Thank you, Dan. Our guidance for 2010 does take into account the proposal that we have pending in Tennessee, so it’s baked in. That plan if approved would be approved obviously for a partial year. The hearing was held in December, I think December 17 and 18, just before the holidays, and we’ve received an informal indication that the TRA could address the matter on an agenda meeting later this month. Briefs were filed by the company and the Attorney General’s Office yesterday, so the matter has been heard, briefs have been filed, its now pending before the TRA. We’re hopeful that they’ll rule on the matter sometime in January.

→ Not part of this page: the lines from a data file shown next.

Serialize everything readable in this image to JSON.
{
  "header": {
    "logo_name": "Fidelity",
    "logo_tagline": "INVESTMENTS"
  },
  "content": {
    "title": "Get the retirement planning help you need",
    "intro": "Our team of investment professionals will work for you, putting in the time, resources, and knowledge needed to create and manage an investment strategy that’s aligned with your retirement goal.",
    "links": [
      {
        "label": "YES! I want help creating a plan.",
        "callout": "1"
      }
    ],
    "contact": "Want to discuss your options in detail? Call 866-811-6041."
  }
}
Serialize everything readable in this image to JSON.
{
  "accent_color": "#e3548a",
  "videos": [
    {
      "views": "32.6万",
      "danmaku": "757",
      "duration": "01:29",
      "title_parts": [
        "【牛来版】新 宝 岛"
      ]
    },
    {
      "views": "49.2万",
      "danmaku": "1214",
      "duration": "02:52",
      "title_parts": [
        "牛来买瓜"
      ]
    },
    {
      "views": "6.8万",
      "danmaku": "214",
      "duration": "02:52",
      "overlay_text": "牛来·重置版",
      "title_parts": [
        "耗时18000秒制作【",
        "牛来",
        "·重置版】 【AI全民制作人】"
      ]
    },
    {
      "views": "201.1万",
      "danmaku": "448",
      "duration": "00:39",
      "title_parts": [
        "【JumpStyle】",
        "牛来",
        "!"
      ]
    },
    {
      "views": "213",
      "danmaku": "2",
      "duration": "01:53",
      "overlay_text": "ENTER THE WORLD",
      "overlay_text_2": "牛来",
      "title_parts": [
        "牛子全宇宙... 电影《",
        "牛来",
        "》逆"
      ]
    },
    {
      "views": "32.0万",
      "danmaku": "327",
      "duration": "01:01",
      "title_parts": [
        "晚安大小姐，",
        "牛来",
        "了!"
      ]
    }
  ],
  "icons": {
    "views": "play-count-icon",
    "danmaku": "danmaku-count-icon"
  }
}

Daniel Fidell - Brean Murray, Carret & Co.

Do you have any kind of a feel in terms of which way they’re leaning at this point?

Thomas E. Skains

I was not at the hearing, but my experts who were there are shaking their head “no.” We really don’t have a feel. We think we made a compelling case. We think the merits are on our side. But it comes down to a policy question for the TRA. We are hopeful that they will follow the trend in other states and adopt de-coupling. We think it’s the right thing for energy consumers, we think it’s the right thing for utility companies and we think it’s the right thing to delay the predicate to allow us to roll out energy efficiency and conservation programs and help our customers reduce their carbon footprint.

Operator

There are no further questions in queue.

Nick Giaimo

All right, Linda. I guess that concludes our call. We are available on the phone if you have any further questions, but thank you for joining us today.

Operator

Ladies and gentlemen, this conference will be available for replay after 12:00 PM Eastern today until February 16 at midnight. You may access the AT&T Executive Playback Service at any time by dialing 1-800-475-6701 and entering the access code 138416. Again that number is 1-800-475-6701. The access code is 138416. That does conclude our conference for today. Thank you for your participation and for using AT&T Executive Teleconference. You may now disconnect.